What does it mean to add up a sequence of numbers? (Remember that sequences are always infinite, so this is a question about adding up an infinite set of numbers.) As explained in Section 10.2, to compute the sum sum(a_n,n = 1 .. infinity) , we first form the sequence s of partial sums:

s_1 = a_1 , s_2 = a_1+a_2 , s_3 = a_1+a_2+a_3 , ... ,

whose general term is

s_n = sum(a_i,i = 1 .. n) = a_1 + a_2 + a_3 + ... + a_n ,

and then compute the limit s = limit(s_n,n = infinity) .

This procedure can be very hard to do directly by hand---a large part of Chapter 10 is devoted to showing you ways of doing it indirectly---but it is sometimes feasible with Maple . Let's look at summing the series

sum((5/9)^n,n = 0 .. infinity) .

We begin by defining the sequence a of terms of the series, and the sequence s of partial sums. To save some typing, we will use the function syntax to define a_n and s_n as functions of n . Note that both sequences actually start with n = 0 , rather than n = 1 , since the first term in the sum is n = 0 .

> a := proc(n) (5/9)^n end:

> s := proc(n) sum(a(i), i=0..n) end:

We can now easily print out the first few terms; for example,

> a(n) $n=0..10;

1, 5/9, 25/81, 125/729, 625/6561, 3125/59049, 15625...

Similarly, here are the first few partial sums:

> s(n) $n=0..10;

1, 14/9, 151/81, 1484/729, 13981/6561, 128954/59049...

Notice that these two sequences are different!!! The second sequence consists of sums of the terms in the first sequence; for example, the first three partial sums are

> a(0); a(0) + a(1); a(0) + a(1) + a(2);

1

14/9

151/81

In case you still need convincing, here are plots of the two sequences. First is a plot of the sequence of terms; next is a plot of the sequence of partial sums.

> plot([[n,a(n)] $n=0..50], x=0..50, style=point);

[Maple Plot]

> plot([[n,s(n)] $n=0..50], x=0..50, style=point);

[Maple Plot]

The sequences of terms appears to converges to 0, and you can check with limit that this is correct. This does not mean that the series has a sum of 0. The sum of the series is the limit of the partial sums:

> limit(s(n), n=infinity);

9/4

This means we can write sum((5/9)^n,n = 0 .. infinity) = 9/4 . Not surprisingly, Maple could have given us this answer in one step.

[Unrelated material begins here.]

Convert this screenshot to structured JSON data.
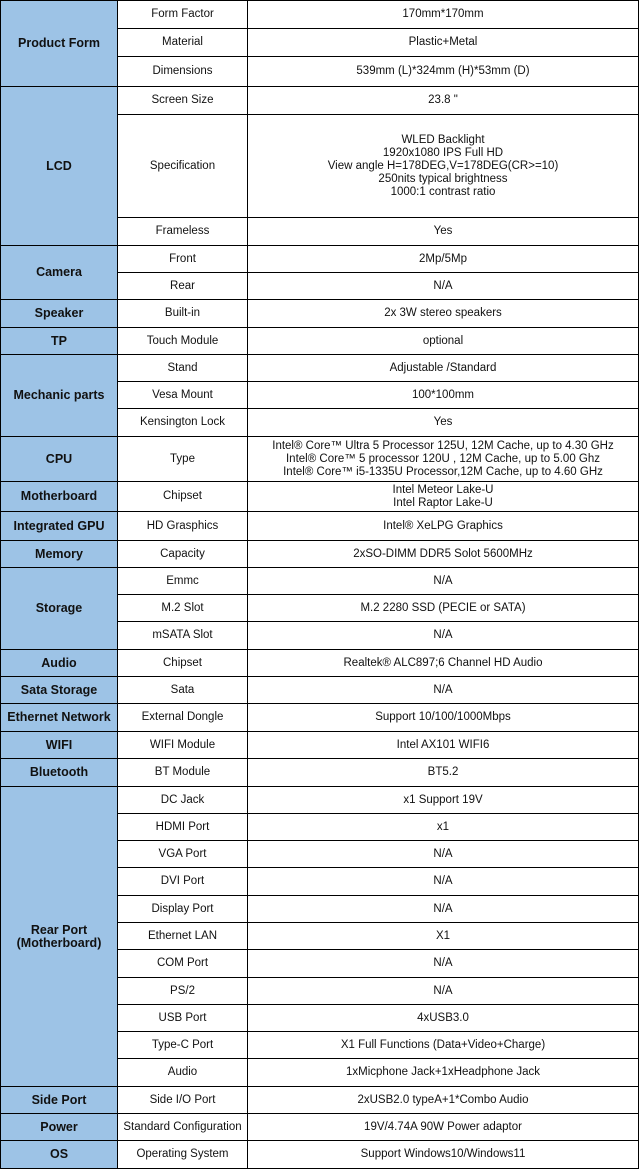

> sum((5/9)^n, n=0..infinity);

9/4

>

Question 4

For each of the following series, define the sequence of terms and the sequence of partial sums, then find the sum of the series by taking the limit of the latter, if it exists. (Some of the series may diverge.) For each example, check your result by asking Maple to sum the series.

(a) sum(5/((-2)^n),n = 1 .. infinity) (b) sum(1/(n*(n+1)),n = 1 .. infinity) (c) sum(1/n,n = 1 .. infinity) (d) sum(1/(n^2),n = 1 .. infinity)

(Hint for (b): if Maple has trouble computing the partial sums of this one, use partial fractions.)

Solutions. Here is the first series:

> a := proc(n) 5/(-2)^n end:

> s := proc(n) sum(a(j), j=1..n) end:

> limit(s(n), n=infinity);

-5/3

Series (a) converges, and its sum is -5/3. We can now do the others just by re-defining a ; since all our series start the summation at n = 1 , the expression for s in terms of a will be the same every time.

> a := proc(n) 1/(n*(n+1)) end:

> limit(s(n), n=infinity);

1

Series (b) converges, with sum 1.

> a := proc(n) 1/n end:

> limit(s(n), n=infinity);

infinity

The answer infinity shows that series (c) diverges.

> a := proc(n) 1/n^2 end:

> limit(s(n), n=infinity);

1/6*Pi^2

Series (d) converges, with sum Pi^2 /6 . (Strange but true: what has Pi have to do with summing reciprocals of squares of positive integers?)